Hidradenitis suppurativa often occurs near sweat glands and hair follicles but in some people, HS occurs on the face. HS on the face can also be mistaken for several other conditions that can occur at the same time.

There are a number of factors that make HS worse, although the exact cause is unknown. Treatments for HS on the face include lifestyle changes such as quitting smoking, avoiding products that can irritate the nodules, as well as medications. Other cosmetic treatments such as dermabrasion and laser therapy can help as well.

A Word From Verywell

While life with HS, especially on your face, can become isolating, staying proactive in your treatment plan can help minimize its effects on your life.

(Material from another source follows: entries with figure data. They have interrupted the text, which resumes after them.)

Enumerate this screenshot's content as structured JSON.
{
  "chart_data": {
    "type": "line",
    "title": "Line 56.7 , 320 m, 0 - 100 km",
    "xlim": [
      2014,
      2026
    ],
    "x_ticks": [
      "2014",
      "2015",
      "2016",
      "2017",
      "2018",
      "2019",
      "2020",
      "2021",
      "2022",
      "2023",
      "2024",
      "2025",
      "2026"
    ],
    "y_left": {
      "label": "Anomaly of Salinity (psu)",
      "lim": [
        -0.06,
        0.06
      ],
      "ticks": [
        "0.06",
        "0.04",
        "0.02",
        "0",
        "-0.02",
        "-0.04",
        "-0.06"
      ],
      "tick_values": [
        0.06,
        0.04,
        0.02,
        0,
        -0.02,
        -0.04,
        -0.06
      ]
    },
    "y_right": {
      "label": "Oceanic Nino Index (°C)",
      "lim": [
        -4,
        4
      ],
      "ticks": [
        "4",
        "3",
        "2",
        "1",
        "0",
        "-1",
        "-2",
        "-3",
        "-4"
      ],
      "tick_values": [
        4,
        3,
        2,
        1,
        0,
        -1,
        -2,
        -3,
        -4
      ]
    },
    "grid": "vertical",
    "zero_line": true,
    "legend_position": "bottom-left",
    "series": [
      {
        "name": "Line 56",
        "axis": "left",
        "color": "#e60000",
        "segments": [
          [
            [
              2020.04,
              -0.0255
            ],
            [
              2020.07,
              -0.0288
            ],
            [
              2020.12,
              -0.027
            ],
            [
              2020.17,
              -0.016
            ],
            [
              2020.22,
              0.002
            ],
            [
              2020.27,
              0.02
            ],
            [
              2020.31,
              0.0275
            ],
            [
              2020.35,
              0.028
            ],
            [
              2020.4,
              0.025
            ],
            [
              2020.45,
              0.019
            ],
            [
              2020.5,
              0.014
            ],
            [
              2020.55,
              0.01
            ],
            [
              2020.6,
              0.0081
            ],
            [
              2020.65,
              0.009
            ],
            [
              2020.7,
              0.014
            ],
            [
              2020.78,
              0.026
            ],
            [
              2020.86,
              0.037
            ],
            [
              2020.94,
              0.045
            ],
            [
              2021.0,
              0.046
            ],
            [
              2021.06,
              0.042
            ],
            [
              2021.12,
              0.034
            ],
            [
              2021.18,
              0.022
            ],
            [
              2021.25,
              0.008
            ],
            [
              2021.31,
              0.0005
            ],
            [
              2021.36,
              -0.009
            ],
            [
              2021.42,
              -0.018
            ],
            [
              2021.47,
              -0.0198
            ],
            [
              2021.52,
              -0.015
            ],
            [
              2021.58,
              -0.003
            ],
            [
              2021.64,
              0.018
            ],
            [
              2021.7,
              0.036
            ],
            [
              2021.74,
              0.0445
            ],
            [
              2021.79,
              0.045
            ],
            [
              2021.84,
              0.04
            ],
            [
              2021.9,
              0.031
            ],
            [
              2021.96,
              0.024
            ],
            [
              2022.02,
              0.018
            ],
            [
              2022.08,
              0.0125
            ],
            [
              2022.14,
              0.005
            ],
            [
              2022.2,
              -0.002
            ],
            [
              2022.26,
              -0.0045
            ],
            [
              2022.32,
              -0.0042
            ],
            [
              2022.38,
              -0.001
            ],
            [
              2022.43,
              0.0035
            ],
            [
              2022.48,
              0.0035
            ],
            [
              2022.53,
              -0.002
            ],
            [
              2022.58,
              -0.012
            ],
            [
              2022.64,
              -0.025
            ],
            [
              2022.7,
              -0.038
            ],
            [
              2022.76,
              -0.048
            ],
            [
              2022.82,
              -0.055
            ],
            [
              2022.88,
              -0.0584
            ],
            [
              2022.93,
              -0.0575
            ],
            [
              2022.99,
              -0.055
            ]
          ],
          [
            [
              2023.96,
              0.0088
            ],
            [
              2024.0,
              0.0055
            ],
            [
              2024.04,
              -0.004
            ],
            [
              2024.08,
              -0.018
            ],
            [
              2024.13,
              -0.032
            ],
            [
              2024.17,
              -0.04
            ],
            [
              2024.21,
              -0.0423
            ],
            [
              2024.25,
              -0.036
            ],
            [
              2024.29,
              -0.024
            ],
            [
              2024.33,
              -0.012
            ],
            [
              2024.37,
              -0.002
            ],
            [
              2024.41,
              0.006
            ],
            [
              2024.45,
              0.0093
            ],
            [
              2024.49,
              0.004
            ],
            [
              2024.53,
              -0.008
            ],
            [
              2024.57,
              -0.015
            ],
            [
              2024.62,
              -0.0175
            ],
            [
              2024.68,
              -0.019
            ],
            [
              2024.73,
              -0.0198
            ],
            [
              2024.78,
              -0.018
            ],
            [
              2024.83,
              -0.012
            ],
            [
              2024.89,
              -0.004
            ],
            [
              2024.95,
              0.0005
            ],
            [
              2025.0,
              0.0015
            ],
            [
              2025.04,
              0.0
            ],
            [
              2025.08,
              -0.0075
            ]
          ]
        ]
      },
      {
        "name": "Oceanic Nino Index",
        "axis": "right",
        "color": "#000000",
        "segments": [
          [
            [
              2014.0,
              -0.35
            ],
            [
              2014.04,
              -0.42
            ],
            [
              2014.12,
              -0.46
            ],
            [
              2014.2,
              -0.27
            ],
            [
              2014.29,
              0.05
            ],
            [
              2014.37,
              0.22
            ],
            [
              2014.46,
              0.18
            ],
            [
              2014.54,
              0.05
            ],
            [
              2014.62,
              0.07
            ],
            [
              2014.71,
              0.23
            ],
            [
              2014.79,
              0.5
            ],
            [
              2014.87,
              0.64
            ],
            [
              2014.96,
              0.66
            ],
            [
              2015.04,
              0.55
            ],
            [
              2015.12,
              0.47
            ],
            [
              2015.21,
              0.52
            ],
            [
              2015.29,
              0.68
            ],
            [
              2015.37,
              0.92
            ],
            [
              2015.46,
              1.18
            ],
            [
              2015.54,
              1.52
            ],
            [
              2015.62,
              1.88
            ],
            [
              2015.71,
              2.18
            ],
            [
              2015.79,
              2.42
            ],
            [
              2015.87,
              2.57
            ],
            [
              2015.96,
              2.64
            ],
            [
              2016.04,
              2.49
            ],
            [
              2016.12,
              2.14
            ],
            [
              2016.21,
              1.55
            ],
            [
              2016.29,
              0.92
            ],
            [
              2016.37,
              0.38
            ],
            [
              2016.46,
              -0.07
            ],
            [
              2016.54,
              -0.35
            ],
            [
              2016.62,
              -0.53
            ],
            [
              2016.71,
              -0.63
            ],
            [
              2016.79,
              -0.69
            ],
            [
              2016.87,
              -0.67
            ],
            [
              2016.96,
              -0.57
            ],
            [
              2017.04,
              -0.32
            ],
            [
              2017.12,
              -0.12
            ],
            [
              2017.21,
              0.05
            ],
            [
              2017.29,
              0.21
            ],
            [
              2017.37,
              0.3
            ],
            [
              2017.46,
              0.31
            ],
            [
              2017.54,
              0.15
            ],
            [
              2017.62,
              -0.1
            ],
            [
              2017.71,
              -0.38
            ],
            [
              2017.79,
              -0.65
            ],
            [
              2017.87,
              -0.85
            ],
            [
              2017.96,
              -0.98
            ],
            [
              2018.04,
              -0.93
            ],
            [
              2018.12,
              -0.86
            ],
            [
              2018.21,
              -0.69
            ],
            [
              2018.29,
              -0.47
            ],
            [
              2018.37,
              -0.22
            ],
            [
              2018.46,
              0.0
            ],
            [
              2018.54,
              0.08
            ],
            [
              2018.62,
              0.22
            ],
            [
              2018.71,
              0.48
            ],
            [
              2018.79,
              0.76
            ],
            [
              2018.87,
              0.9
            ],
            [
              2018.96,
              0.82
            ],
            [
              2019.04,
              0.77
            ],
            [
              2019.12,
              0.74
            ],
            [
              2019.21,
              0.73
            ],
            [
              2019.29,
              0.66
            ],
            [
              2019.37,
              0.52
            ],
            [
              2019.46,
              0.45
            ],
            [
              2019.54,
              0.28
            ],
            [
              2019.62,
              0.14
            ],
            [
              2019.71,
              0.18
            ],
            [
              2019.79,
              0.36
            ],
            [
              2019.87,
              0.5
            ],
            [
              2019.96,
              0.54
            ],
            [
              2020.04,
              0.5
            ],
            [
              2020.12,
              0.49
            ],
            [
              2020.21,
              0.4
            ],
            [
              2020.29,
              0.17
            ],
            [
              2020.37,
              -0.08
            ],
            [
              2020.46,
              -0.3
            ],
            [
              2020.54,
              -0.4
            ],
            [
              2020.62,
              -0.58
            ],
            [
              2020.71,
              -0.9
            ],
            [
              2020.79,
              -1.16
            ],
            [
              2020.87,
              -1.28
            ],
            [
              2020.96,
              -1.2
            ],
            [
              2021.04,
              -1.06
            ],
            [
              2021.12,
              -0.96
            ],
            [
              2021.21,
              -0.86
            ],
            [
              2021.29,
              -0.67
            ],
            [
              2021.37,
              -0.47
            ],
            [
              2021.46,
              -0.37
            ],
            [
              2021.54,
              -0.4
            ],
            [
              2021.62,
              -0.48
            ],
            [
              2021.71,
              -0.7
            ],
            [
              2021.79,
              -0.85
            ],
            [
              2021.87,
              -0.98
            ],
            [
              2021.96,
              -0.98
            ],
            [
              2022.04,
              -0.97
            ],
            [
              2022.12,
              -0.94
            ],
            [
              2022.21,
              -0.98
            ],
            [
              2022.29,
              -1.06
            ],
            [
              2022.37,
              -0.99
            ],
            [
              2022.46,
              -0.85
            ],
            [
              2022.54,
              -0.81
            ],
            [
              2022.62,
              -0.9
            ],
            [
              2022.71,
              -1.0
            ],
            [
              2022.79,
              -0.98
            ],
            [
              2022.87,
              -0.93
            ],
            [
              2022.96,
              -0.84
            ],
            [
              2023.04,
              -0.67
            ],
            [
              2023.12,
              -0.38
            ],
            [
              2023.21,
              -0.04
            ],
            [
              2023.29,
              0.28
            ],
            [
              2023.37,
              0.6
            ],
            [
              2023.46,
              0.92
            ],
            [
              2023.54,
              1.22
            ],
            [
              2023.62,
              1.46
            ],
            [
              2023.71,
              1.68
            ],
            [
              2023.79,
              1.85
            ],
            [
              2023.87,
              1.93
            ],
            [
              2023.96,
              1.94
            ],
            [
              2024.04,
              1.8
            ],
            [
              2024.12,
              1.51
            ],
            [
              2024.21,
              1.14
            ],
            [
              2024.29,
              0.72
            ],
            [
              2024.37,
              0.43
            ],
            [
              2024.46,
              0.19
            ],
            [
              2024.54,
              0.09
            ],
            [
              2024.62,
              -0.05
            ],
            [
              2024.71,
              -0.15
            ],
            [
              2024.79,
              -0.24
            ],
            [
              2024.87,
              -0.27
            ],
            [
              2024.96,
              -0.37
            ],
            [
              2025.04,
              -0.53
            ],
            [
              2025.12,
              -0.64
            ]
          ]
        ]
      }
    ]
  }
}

There certainly will be times of frustration with HS, as with any disease that has no cure, but keeping an open line of communication with your healthcare provider can help keep you abreast of new findings and ensure that you receive great care to minimize HS’s impact on your life.

Frequently Asked Questions

  • Should you squeeze hidradenitis suppurativa?

    Hidradenitis suppurativa nodules should not be squeezed. Popping the bumps can put you at risk of infection.

  • Is hidradenitis suppurativa a STI?

    HS is not a sexually transmitted infection (STI), nor an infectious disease.

  • Is hidradenitis suppurativa a form of acne?

    HS is a form of acne known as acne inversa. However, it is not like the acne that typically occurs with puberty and causes buildup in the oil glands. It is an inflammatory condition that affects the hair follicles.

  • What soap is good for hidradenitis suppurativa?

    Soaps with benzoyl peroxide or other antibacterial compounds can help with HS.